A seasoned health warrior is in the background, watching the play ...
• Schools defined
The Otago Medical School refers to the University of Otago's entire Faculty of Medicine. It has schools of medicine in Dunedin, Christchurch and Wellington, as well as the School of Medical Sciences in Dunedin.
~ TIME LINE ~
The current arrangement for neurosurgery in the South Island is for two neurosurgeons to be resident in Dunedin and four in Christchurch.
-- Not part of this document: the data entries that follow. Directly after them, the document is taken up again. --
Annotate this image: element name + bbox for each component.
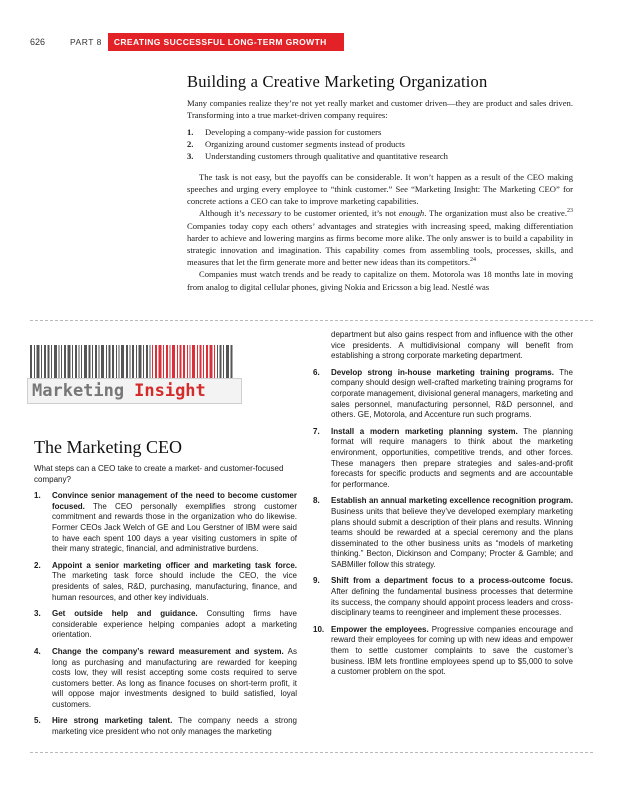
para2-text-b: to be customer oriented, it’s not — [281, 208, 399, 219]
part-title-banner: CREATING SUCCESSFUL LONG-TERM GROWTH — [108, 33, 344, 51]
paragraph-2 — [187, 207, 573, 268]
list-text — [331, 625, 573, 678]
page-header — [30, 33, 344, 51]
insight-steps-list — [34, 491, 297, 737]
footnote-ref-24: 24 — [470, 257, 477, 264]
list-item — [313, 625, 573, 678]
list-text — [52, 491, 297, 555]
page-number: 626 — [30, 37, 46, 47]
list-number: 2. — [187, 139, 194, 150]
list-text — [331, 496, 573, 570]
paragraph-1: The task is not easy, but the payoffs can be considerable. It won’t happen as a result of the CEO making speeches and urging every employee to “think customer.” See “Marketing Insight: The Marketing CEO” for concrete actions a CEO can take to improve marketing capabilities. — [187, 171, 573, 207]
section-building-creative-org — [187, 72, 573, 293]
list-item — [187, 151, 573, 163]
list-item — [34, 609, 297, 641]
list-text — [331, 368, 573, 421]
list-number: 5. — [34, 716, 41, 726]
list-text: Developing a company-wide passion for customers — [205, 127, 382, 138]
item-heading: Shift from a department focus to a process-outcome focus. — [331, 576, 573, 586]
para2-text-a: Although it’s — [199, 208, 248, 219]
item-heading: Empower the employees. — [331, 624, 429, 634]
item-body: The CEO personally exemplifies strong customer commitment and rewards those in the organization who do likewise. Former CEOs Jack Welch of GE and Lou Gerstner of IBM were said to have each spent 100 days a year visiting customers in spite of their many strategic, financial, and administrative burdens. — [52, 501, 297, 554]
item5-continuation: department but also gains respect from and influence with the other vice presidents. A multidivisional company will benefit from establishing a strong corporate marketing department. — [331, 330, 573, 361]
item-heading: Change the company’s reward measurement and system. — [52, 646, 284, 656]
list-number: 2. — [34, 560, 41, 570]
item-heading: Appoint a senior marketing officer and marketing task force. — [52, 560, 297, 570]
divider-top — [30, 320, 593, 321]
item-body: As long as purchasing and manufacturing are rewarded for keeping costs low, they will resist accepting some costs required to serve customers better. As long as finance focuses on short-term profit, it will oppose major investments designed to build satisfied, loyal customers. — [52, 646, 297, 709]
list-text — [52, 716, 297, 737]
divider-bottom — [30, 752, 593, 753]
item-heading: Hire strong marketing talent. — [52, 716, 173, 726]
list-number: 10. — [313, 624, 325, 634]
item-heading: Get outside help and guidance. — [52, 609, 198, 619]
list-item — [313, 576, 573, 618]
item-body: Progressive companies encourage and reward their employees for coming up with new ideas and empower them to settle customer complaints to save the customer’s business. IBM lets frontline employees spend up to $5,000 to solve a customer problem on the spot. — [331, 624, 573, 677]
item-heading: Convince senior management of the need to become customer focused. — [52, 491, 297, 511]
list-text — [52, 647, 297, 711]
insight-left-column — [34, 437, 297, 744]
insight-right-column — [313, 330, 573, 684]
item-body: Business units that believe they’ve developed exemplary marketing plans should submit a description of their plans and results. Winning teams should be rewarded at a special ceremony and the plans disseminated to the other business units as “models of marketing thinking.” Becton, Dickinson and Company; Procter & Gamble; and SABMiller follow this strategy. — [331, 506, 573, 569]
list-item — [313, 496, 573, 570]
list-item — [187, 139, 573, 151]
list-item — [313, 368, 573, 421]
list-number: 9. — [313, 576, 320, 586]
item-heading: Establish an annual marketing excellence recognition program. — [331, 496, 573, 506]
paragraph-3: Companies must watch trends and be ready to capitalize on them. Motorola was 18 months late in moving from analog to digital cellular phones, giving Nokia and Ericsson a big lead. Nestlé was — [187, 269, 573, 292]
list-number: 7. — [313, 426, 320, 436]
part-label: PART 8 — [70, 37, 102, 47]
para2-emphasis-enough: enough — [398, 208, 425, 219]
list-item — [313, 427, 573, 491]
list-text — [52, 561, 297, 603]
insight-title: The Marketing CEO — [34, 437, 182, 457]
banner-word-marketing: Marketing — [32, 381, 125, 401]
item-heading: Develop strong in-house marketing training programs. — [331, 367, 554, 377]
list-text — [331, 576, 573, 618]
list-number: 1. — [34, 491, 41, 501]
list-item — [34, 561, 297, 603]
list-text: Organizing around customer segments instead of products — [205, 139, 405, 150]
list-number: 1. — [187, 127, 194, 138]
insight-steps-list-continued — [313, 368, 573, 678]
list-item — [34, 491, 297, 555]
list-item — [34, 716, 297, 737]
list-item — [187, 127, 573, 139]
section-heading: Building a Creative Marketing Organization — [187, 72, 488, 91]
list-number: 3. — [187, 151, 194, 161]
item-body: The planning format will require managers to think about the marketing environment, opportunities, competitive trends, and other forces. These managers then prepare strategies and sales-and-profit forecasts for specific products and segments and are accountable for performance. — [331, 426, 573, 489]
para2-emphasis-necessary: necessary — [247, 208, 282, 219]
item-body: Consulting firms have considerable experience helping companies adopt a marketing orientation. — [52, 609, 297, 640]
marketing-insight-banner — [27, 378, 242, 404]
para2-text-c: . The organization must also be creative. — [424, 208, 567, 219]
list-number: 6. — [313, 367, 320, 377]
footnote-ref-23: 23 — [566, 208, 573, 215]
list-text — [331, 427, 573, 491]
requirements-list — [187, 127, 573, 162]
list-text: Understanding customers through qualitative and quantitative research — [205, 151, 448, 161]
list-number: 8. — [313, 496, 320, 506]
item-body: The company should design well-crafted marketing training programs for corporate management, divisional general managers, marketing and sales personnel, manufacturing personnel, R&D personnel, and others. GE, Motorola, and Accenture run such programs. — [331, 367, 573, 420]
para2-text-d: Companies today copy each others’ advantages and strategies with increasing speed, making differentiation harder to achieve and lowering margins as firms become more alike. The only answer is to build a capability in strategic innovation and imagination. This capability comes from assembling tools, processes, skills, and measures that let the firm generate more and better new ideas than its competitors. — [187, 220, 573, 268]
list-number: 4. — [34, 646, 41, 656]
item-body: The company needs a strong marketing vice president who not only manages the marketing — [52, 716, 297, 737]
banner-word-insight: Insight — [134, 381, 206, 401]
insight-intro: What steps can a CEO take to create a market- and customer-focused company? — [34, 464, 284, 484]
section-intro: Many companies realize they’re not yet really market and customer driven—they are product and sales driven. Transforming into a true market-driven company requires: — [187, 98, 573, 121]
item-body: The marketing task force should include the CEO, the vice presidents of sales, R&D, purchasing, manufacturing, finance, and human resources, and other key individuals. — [52, 571, 297, 602]
list-text — [52, 609, 297, 641]
list-number: 3. — [34, 609, 41, 619]
item-heading: Install a modern marketing planning system. — [331, 426, 518, 436]
list-item — [34, 647, 297, 711]
item-body: After defining the fundamental business processes that determine its success, the company should appoint process leaders and cross-disciplinary teams to reengineer and implement these processes. — [331, 587, 573, 618]
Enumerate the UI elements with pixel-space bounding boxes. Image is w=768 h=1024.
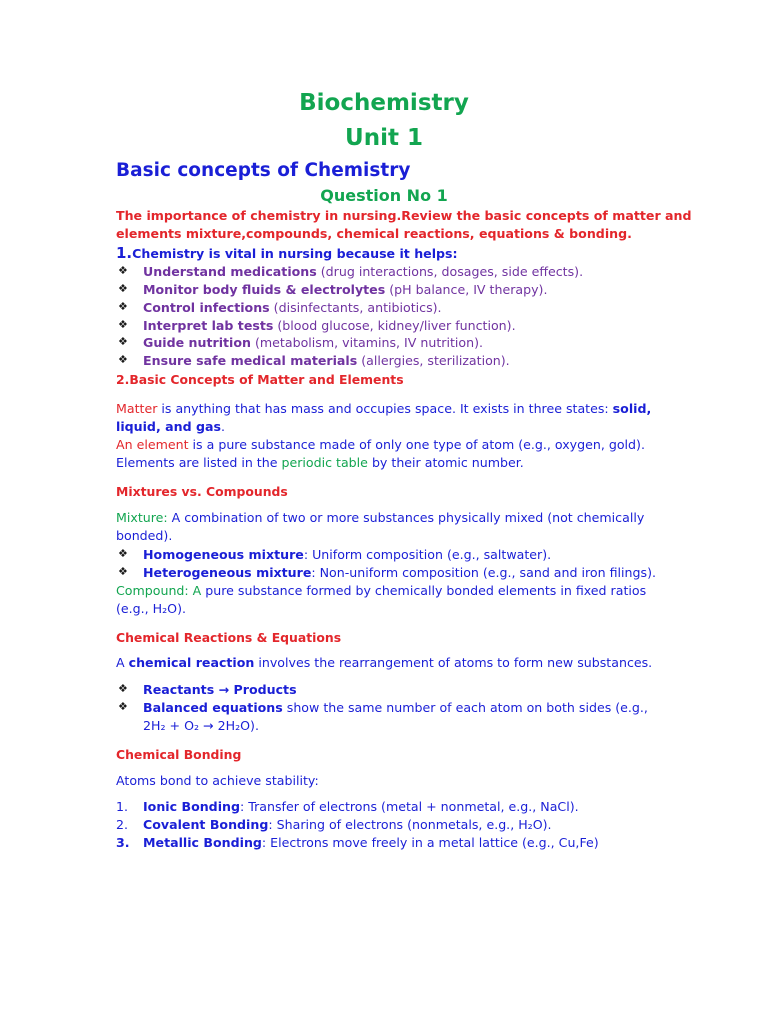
item-text: : Uniform composition (e.g., saltwater). [303,547,552,562]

It has been suggested in future all six be resident in Christchurch with none in Dunedin - an arrangement referred to as the "one-site model".
THE STORY SO FAR:
• Jan 2009: Dunedin neurosurgeon Suzanne Jackson resigns, leaving both Otago positions vacant.
• Mid-2009: A report by Prof Spencer Beasley to South Island health boards recommends the one-site model. The boards cannot agree. Otago and Southland health leaders prefer the option of two neurosurgeons resident in Dunedin and four in Christchurch.
• Late 2009: Independent Nelson consultant Dr Ian Brown is appointed by the boards to lead a review.
• April 2010: Dr Brown recommends the one-site model.
• May 27: The boards advise director general of health Stephen McKernan they cannot reach agreement and ask him to appoint an arbitrator.
• June 21: Mr McKernan announces he is convening an expert panel to advise him on the impasse and asks boards not to make permanent appointments.
• July 10: Health Minister Tony Ryall tells nurses' conference in Dunedin he hopes a decision on neurosurgery services in the South can be made within two months.
• July 13: The eight mayors within the Southern District Health Board region express their concerns about the future of neurosurgery in the region.
• July 19: Mr McKernan announces a panel consisting of Auckland paediatric surgeon and head of the clinical school at Auckland University, Anne Kolbe (chairwoman), Adelaide neurosurgeon Glenn McCulloch and consumer rights advocate David Russell.
• July 23: Dunedin Hospital's clinical leader of intensive care, Mike Hunter, says transporting Otago and Southland emergency neurosurgery cases to Christchurch is unacceptable.
• July 24: The Otago Daily Times reveals Southern District Health Board chief executive Brian Rousseau has engaged two European neurosurgeons to fill the long-standing Dunedin vacancies. They are expected to start work in January.
• July 27, 2010: The New Zealand Nurses' Organisation supports retaining neurosurgery in Dunedin, saying the implications of a Christchurch-only service for acute patients from the southern area are grim.
• July 27, 2010: Retired Dunedin neurosurgeon Samir Bishara says losing the service would put lives at risk and be the beginning of a downgrade of the hospital, the University of Otago and its medical school.
• July 30, 2010: Dunedin Hospital intensive care specialist Mike Hunter challenges the impartiality of advisory panel neurosurgeon Glenn McCulloch, following comments he is said to have made at a medical conference.
EARLY NEUROSURGICAL DAYS
Former dean of the Otago Medical School Emeritus Prof David Stewart says prior to the 1930s, surgeons would operate on any part of the body.
"But, gradually, surgery has developed what's called sub-specialities which have allowed more surgeons to concentrate on one particular range of operations."
The great pioneer of brain surgery was American Harvey Williams Cushing, described as the "father of modern neurosurgery".
Dunedin's first specialist neurosurgeon, Prof Murray Falconer, also became known as a "giant" in the field during a distinguished career that began with his graduation from the Otago Medical School in 1934.
Prof Falconer trained in neurosurgery at Oxford and returned to Dunedin to form New Zealand's first formal neurosurgical unit.
His particular interest was in providing a surgical solution to epilepsy and his obituary in the British Medical Journal in 1977 noted he had carried out more than 300 "temporal lobectomies" - the removal of part of the brain.
The operation is still the most common type of epilepsy surgery, with as many as 85% of patients gaining some benefit.
Prof Falconer left Dunedin for London where he set up a neurosurgical unit at the Maudsley Hospital.
A ward at King's College Teaching Hospital is named after him.